Mit dem ruhigen Handelsverlauf war es in der vergangenen Woche plötzlich vorbei. Der Dollar stürzte ab, und Bundesfinanzminister Theo Waigel verschreckte mit seinen Bemerkungen zur Währungsunion die Märkte. Resultat: Kurseinbrüche der Aktien und Rentenpapiere. Am Aktienmarkt explodierten zwar die Umsätze, vor allem durch Abgaben institutioneller Anleger, aber zu Panikverkäufen kam es nicht. Die private Kundschaft der Kreditinstitute hielt an ihren Beständen weitgehend fest. Die Gelassenheit zahlte sich für viele aus, schon zu Wochenbeginn setzte eine langsame Kurserholung ein.

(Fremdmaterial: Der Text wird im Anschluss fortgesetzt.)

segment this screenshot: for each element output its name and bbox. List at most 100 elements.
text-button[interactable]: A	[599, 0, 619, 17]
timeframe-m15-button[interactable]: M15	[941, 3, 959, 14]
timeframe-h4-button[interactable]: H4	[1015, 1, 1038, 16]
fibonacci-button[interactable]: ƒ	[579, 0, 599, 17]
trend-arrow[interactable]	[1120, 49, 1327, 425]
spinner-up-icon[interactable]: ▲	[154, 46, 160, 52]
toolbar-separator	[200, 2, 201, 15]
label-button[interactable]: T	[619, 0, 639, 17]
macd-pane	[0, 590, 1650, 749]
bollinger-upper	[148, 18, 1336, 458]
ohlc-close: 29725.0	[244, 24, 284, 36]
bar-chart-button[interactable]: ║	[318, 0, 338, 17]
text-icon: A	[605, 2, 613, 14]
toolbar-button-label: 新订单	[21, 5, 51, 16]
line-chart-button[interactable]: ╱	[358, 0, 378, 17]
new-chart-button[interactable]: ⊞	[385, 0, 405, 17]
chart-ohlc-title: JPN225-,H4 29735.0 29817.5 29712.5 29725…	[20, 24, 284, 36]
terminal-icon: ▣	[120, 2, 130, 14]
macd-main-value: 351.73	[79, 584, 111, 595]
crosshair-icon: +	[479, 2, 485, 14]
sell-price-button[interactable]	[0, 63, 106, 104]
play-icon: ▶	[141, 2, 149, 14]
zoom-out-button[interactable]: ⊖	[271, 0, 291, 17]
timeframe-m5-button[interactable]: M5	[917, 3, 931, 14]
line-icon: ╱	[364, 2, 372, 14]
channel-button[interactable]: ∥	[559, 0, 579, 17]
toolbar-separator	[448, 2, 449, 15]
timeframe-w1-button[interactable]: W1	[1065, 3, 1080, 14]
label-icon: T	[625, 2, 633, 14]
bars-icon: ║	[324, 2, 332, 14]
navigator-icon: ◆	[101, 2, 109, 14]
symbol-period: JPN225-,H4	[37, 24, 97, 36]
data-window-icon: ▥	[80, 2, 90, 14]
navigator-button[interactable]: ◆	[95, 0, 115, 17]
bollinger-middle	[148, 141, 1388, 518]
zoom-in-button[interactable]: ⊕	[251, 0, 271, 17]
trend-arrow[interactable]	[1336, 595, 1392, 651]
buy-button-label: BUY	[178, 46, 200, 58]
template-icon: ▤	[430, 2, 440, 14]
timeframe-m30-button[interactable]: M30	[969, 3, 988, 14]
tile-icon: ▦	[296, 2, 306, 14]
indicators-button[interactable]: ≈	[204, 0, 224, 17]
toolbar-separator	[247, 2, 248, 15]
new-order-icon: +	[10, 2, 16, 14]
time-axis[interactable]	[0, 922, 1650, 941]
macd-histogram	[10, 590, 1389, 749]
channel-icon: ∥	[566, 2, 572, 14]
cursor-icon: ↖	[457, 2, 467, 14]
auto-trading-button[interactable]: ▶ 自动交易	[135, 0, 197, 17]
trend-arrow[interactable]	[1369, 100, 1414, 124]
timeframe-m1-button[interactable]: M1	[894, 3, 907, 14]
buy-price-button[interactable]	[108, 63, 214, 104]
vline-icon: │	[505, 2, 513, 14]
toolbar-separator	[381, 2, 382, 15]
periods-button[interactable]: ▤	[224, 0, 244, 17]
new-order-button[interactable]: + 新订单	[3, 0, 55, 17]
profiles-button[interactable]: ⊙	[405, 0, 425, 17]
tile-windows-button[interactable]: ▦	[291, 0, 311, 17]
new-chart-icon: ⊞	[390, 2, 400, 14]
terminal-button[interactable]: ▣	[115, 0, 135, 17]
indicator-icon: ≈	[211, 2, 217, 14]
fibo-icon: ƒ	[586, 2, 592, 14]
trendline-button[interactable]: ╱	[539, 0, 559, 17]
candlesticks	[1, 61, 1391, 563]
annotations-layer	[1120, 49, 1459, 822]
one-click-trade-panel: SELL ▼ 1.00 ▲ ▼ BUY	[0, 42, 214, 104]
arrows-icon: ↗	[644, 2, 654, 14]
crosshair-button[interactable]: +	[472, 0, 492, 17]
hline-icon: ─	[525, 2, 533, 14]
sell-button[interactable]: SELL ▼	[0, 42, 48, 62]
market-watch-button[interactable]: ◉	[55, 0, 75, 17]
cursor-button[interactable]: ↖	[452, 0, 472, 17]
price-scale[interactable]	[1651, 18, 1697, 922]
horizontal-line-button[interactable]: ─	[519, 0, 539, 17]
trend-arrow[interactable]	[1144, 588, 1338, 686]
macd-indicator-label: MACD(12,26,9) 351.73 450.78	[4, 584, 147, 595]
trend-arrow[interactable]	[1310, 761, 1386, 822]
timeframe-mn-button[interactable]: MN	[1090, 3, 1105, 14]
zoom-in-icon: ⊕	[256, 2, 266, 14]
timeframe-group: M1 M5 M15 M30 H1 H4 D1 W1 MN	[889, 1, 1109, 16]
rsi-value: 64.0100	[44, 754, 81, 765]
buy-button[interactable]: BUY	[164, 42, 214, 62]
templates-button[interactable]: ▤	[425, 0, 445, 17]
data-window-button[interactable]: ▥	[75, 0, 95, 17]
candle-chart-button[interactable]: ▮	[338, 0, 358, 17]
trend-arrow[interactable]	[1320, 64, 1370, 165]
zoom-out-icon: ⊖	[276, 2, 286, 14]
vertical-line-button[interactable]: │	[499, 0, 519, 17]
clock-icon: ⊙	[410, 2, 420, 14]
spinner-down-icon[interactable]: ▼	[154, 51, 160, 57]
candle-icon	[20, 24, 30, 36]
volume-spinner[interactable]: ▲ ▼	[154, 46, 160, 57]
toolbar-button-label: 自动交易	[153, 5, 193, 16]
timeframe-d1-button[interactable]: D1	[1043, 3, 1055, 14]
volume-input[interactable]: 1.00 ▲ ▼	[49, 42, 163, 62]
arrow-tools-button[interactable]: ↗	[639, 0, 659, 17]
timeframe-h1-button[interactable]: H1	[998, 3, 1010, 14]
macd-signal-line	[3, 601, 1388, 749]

Sie wurde nicht zuletzt durch den Dollar eingeleitet, der sich entgegen vieler Prognosen wieder zu erholen begann.

Die Auseinandersetzungen um den Fahrplan der Währungsunion spielten bei der Tendenzbildung nur noch eine untergeordnete Rolle. Die Börsianer sind sich mehrheitlich einig, daß der Starttermin für die Währungsunion ohnehin um ein bis zwei Jahre verschoben wird.

Auf den auf ermäßigter Basis stabilisierten Dollar reagierten vor allem die Papiere der Großchemie. Aber auch die stark dollarabhängigen Autowerte haben inzwischen einen Teil ihrer erlittenen Kurseinbußen wieder ausgleichen können.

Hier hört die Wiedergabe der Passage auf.